The Wada test consists of the injection of sodium amytal into the arteries carrying blood to the brain in order to anesthetize half the brain for about one minute. This allows the physician to determine the impact of the intended surgical removal on language. The procedure is done as an outpatient under local anesthesia by a neuroradiologist who places a small catheter in an artery in the groin. The neuropsychologist and neurologist participate in the testing of the patient's language and memory during the test.
In selected cases, depth or subdural grid electrodes are implanted on the surface of the brain by a surgical procedure to further localize the area of the brain from which the seizures are arising. Intra-operative electrocorticography and depth recordings are also used to further delineate the epileptogenic cortical focus.
Single photon emission computed tomography (SPECT) and functional magnetic resonance imaging (fMRI) studies can be done in appropriate patients to delineate the area of the brain from which the seizures are arising. These procedures are done prior to the more invasive studies discussed above.

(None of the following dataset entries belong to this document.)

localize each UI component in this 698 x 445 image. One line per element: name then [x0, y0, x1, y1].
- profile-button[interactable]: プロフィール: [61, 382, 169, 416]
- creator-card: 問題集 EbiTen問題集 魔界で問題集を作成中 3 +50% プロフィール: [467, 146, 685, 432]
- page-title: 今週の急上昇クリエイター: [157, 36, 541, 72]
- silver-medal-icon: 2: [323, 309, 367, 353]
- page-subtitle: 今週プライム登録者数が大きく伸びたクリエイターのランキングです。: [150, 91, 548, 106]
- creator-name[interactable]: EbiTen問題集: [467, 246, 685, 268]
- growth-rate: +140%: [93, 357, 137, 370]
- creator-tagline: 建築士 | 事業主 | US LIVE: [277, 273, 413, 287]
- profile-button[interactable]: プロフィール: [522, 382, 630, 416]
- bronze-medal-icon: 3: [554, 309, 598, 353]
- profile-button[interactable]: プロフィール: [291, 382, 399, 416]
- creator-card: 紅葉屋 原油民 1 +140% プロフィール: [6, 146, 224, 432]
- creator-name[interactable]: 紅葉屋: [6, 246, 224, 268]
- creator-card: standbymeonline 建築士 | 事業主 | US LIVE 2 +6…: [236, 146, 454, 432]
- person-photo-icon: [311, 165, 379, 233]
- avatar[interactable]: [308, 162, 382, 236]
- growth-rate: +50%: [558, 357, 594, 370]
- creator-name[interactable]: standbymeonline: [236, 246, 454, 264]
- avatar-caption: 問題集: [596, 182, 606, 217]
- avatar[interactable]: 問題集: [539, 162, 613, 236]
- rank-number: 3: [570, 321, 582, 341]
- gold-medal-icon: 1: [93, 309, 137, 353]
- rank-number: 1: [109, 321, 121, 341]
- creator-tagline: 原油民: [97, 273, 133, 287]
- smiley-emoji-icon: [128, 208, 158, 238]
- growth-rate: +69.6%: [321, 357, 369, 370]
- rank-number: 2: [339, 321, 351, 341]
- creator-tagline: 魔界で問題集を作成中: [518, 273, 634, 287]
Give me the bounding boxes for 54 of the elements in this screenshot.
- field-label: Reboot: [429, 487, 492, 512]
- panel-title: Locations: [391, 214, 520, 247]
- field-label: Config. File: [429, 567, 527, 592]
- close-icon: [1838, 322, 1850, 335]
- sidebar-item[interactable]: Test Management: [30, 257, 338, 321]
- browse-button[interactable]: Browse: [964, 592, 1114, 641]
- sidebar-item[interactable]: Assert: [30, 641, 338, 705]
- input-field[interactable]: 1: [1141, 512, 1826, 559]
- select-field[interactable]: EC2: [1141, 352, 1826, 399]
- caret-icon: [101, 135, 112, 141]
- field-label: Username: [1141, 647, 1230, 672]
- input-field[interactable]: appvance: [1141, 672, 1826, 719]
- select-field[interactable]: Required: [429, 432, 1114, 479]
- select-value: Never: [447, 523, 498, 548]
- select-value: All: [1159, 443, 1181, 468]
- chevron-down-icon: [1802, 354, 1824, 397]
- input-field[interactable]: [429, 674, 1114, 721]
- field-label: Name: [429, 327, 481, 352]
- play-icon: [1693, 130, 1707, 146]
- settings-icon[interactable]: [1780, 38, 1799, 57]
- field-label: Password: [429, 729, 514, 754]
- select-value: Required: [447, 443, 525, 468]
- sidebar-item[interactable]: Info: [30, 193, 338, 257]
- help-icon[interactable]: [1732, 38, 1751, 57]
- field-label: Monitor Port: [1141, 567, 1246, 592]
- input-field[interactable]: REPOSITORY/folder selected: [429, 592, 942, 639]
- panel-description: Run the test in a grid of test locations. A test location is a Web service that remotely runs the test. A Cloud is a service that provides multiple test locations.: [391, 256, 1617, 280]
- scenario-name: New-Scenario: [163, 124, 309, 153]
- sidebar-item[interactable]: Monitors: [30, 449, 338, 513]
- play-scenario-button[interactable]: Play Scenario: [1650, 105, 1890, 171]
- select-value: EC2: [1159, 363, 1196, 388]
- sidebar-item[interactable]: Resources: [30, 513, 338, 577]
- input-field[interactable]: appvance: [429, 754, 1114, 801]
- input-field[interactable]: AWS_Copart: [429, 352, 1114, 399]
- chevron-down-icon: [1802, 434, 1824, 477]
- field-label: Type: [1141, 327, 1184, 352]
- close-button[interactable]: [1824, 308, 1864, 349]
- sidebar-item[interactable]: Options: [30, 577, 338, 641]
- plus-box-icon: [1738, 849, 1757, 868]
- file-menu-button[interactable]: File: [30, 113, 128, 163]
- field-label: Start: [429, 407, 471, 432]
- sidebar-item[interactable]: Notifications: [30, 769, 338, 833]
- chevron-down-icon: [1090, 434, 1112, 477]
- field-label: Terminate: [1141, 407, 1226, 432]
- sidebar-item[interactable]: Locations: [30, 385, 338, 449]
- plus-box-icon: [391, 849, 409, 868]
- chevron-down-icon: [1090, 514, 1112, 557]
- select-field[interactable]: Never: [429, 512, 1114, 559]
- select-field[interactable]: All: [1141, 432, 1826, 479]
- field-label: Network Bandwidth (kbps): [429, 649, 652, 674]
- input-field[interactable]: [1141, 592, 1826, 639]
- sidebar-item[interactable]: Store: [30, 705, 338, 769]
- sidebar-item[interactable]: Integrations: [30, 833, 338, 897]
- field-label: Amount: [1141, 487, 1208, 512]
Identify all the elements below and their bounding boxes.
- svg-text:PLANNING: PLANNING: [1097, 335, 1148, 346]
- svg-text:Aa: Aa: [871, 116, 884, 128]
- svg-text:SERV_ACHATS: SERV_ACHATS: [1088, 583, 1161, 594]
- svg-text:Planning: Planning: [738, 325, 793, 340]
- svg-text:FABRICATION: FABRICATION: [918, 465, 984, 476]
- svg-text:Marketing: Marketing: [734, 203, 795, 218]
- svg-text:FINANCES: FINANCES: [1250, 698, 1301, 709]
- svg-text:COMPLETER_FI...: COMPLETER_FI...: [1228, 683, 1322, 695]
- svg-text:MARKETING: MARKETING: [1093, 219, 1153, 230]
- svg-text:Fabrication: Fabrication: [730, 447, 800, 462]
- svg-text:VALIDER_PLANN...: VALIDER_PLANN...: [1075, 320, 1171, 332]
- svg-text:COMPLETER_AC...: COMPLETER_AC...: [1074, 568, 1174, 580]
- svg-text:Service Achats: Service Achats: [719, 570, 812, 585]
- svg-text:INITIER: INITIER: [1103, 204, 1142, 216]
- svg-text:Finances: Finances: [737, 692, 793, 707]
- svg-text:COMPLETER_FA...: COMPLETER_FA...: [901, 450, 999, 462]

Patients are followed in the clinic for at least two years after surgery. Those patients not considered candidates for surgery are also followed for extended periods and are often enrolled in protocols to study new pharmaceuticals.
Also assisting in the evaluation of epilepsy is the Clinical Neurophysiology Laboratory. This laboratory performs more than 3,000 procedures annually and include routine studies as well as specialized procedures related to epilepsy and sleep disorders.